19. De rechtbank beantwoordt deze vraag ontkennend en overweegt daartoe als volgt. Ingevolge artikel 8, eerste lid, van de Wob verschaft het bestuursorgaan dat het rechtstreeks aangaat, uit eigen beweging informatie over het beleid, de voorbereiding en de uitvoering daaronder begrepen, zodra dat in het belang is van een goede en democratische bestuursvoering. De rechtbank is van oordeel dat, gelet op de Memorie van Toelichting (Kamerstukken II 1986-1987, 19 859, nr. 3, pag. 29-30), er sprake moet zijn van informatie die inhoudelijk voldoende en juiste gegevens bevat om belanghebbenden en belangstellenden in staat te stellen zich er zelfstandig een oordeel over te vormen.

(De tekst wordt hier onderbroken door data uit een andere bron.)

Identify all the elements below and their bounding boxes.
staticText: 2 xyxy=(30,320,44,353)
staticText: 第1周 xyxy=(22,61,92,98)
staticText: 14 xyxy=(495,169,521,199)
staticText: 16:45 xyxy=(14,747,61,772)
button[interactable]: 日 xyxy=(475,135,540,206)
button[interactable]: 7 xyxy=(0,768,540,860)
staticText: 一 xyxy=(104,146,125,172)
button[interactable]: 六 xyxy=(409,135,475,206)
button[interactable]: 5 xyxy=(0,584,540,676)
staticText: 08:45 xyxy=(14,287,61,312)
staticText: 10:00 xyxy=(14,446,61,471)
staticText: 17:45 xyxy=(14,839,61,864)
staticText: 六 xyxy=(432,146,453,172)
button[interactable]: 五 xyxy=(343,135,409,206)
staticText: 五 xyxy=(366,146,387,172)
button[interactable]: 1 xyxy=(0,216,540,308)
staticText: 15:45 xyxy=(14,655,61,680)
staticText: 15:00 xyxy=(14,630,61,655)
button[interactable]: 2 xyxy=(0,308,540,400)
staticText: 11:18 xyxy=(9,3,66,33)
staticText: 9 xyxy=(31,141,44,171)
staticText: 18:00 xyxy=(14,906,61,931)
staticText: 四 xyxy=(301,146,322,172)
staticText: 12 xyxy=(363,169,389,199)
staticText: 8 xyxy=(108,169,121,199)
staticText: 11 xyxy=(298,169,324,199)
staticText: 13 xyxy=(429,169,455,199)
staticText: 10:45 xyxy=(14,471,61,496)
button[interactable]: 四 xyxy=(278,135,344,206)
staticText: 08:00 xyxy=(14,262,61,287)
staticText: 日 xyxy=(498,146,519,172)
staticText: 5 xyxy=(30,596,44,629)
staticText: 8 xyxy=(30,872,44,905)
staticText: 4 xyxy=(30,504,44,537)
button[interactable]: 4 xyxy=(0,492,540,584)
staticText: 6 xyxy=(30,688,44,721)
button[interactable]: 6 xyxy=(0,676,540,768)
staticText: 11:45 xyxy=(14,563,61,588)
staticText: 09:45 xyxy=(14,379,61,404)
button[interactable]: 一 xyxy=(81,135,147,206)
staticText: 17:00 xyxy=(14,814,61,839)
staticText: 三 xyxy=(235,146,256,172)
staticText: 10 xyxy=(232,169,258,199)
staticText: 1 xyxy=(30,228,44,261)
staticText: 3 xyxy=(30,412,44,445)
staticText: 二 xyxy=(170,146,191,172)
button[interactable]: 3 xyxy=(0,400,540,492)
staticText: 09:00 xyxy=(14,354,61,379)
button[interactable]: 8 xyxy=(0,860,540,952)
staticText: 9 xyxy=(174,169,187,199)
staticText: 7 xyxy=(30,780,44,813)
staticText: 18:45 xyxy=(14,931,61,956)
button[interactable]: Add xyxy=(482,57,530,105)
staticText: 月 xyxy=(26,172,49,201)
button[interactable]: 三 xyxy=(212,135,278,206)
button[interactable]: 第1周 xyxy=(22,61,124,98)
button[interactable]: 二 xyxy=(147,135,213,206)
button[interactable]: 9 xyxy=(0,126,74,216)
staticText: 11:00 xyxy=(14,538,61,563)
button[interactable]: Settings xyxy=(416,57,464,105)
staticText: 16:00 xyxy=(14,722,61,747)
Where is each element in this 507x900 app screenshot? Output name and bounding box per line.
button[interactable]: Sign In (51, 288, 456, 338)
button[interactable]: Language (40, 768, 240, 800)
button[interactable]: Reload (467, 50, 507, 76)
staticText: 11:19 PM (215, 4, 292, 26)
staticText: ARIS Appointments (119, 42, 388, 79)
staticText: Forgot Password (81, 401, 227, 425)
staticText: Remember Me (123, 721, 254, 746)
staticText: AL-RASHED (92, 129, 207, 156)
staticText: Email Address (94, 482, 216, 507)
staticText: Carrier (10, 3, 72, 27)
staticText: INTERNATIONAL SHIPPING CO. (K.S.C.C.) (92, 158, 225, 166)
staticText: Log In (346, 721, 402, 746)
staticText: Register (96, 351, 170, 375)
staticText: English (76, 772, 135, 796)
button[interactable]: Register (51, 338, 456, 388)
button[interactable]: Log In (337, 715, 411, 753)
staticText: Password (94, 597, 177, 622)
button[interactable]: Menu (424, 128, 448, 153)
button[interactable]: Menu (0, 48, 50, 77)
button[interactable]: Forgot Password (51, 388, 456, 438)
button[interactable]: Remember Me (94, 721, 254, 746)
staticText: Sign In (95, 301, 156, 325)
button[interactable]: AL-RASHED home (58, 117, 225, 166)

De rechtbank is van oordeel dat met de openbaarmaking van alleen enkele inspectiegegevens onvoldoende gegevens zijn verstrekt op grond waarvan het publiek zich zelfstandig een oordeel daarover kan vormen. De rechtbank is derhalve van oordeel dat artikel 8 van de Wob geen grondslag biedt voor het openbaar maken van alleen enkele inspectiegegevens. De stelling van verweerder dat als het gehele besluit openbaar mag worden gemaakt, ook het mindere – alleen de openbaarmaking van enkele gegevens – is toegestaan, gaat derhalve niet op. Naar het oordeel van de rechtbank heeft verweerder ten onrechte besloten enkel de inspectiegegevens openbaar te maken.
Conclusie
20. De rechtbank verklaart het beroep tegen de boete wegens overtreding van artikel 4.48a, vierde lid van het Arbeidsomstandighedenbesluit ongegrond.
De rechtbank verklaart het beroep tegen het besluit tot openbaarmaking van de inspectiegegevens gegrond. Het bestreden besluit komt in zoverre voor vernietiging in aanmerking. De rechtbank ziet aanleiding om zelf in de zaak te voorzien door het besluit van 27 januari 2015 te herroepen voor zover dat de openbaarmaking van de inspectiegegevens betreft.
21. Omdat de rechtbank het beroep gegrond verklaart, bepaalt de rechtbank dat verweerder aan eiser het door hem betaalde griffierecht vergoedt.
22. De rechtbank veroordeelt verweerder in de door eiser gemaakte proceskosten in bezwaar en beroep. Deze kosten stelt de rechtbank op grond van het Besluit proceskosten bestuursrecht voor de door een derde beroepsmatig verleende rechtsbijstand vast op € 1984
(1 punt voor het indienen van het bezwaarschrift, 1 punt voor het verschijnen ter hoorzitting, 1 punt voor het indienen van het beroepschrift, 1 punt voor het verschijnen ter zitting met een waarde per punt van € 496 en een wegingsfactor 1).

Beslissing

De rechtbank:
  • verklaart het beroep tegen het boetebesluit ongegrond;
  • verklaart het beroep tegen het besluit tot openbaarmaking van de inspectiegegevens gegrond;
  • vernietigt het bestreden besluit voor zover dat ziet op de openbaarmaking van de inspectiegegevens;
  • herroept het besluit van 27 januari 2015 voor zover dat ziet op de openbaarmaking van de inspectiegegevens en bepaalt dat deze uitspraak in zoverre in de plaats treedt van het vernietigde deel van het bestreden besluit;
  • gelast dat verweerder het door eiser betaalde griffierecht van € 167 aan hem vergoedt;
  • veroordeelt verweerder in de proceskosten van eiser ten bedrage van € 1984.
Deze uitspraak is gedaan door mr. D.J. Post, voorzitter, mr. R.J. Jue en mr. M. van der Linde, rechters, in tegenwoordigheid van mr. N.J.H. Klomp, griffier. De beslissing is in het openbaar uitgesproken op:
griffier
voorzitter
Afschrift verzonden aan partijen op:
Rechtsmiddel
Tegen deze uitspraak kan binnen zes weken na de dag van verzending daarvan hoger beroep worden ingesteld bij de Afdeling bestuursrechtspraak van de Raad van State. Als hoger beroep is ingesteld, kan bij de voorzieningenrechter van de hogerberoepsrechter worden verzocht om het treffen van een voorlopige voorziening of om het opheffen of wijzigen van een bij deze uitspraak getroffen voorlopige voorziening.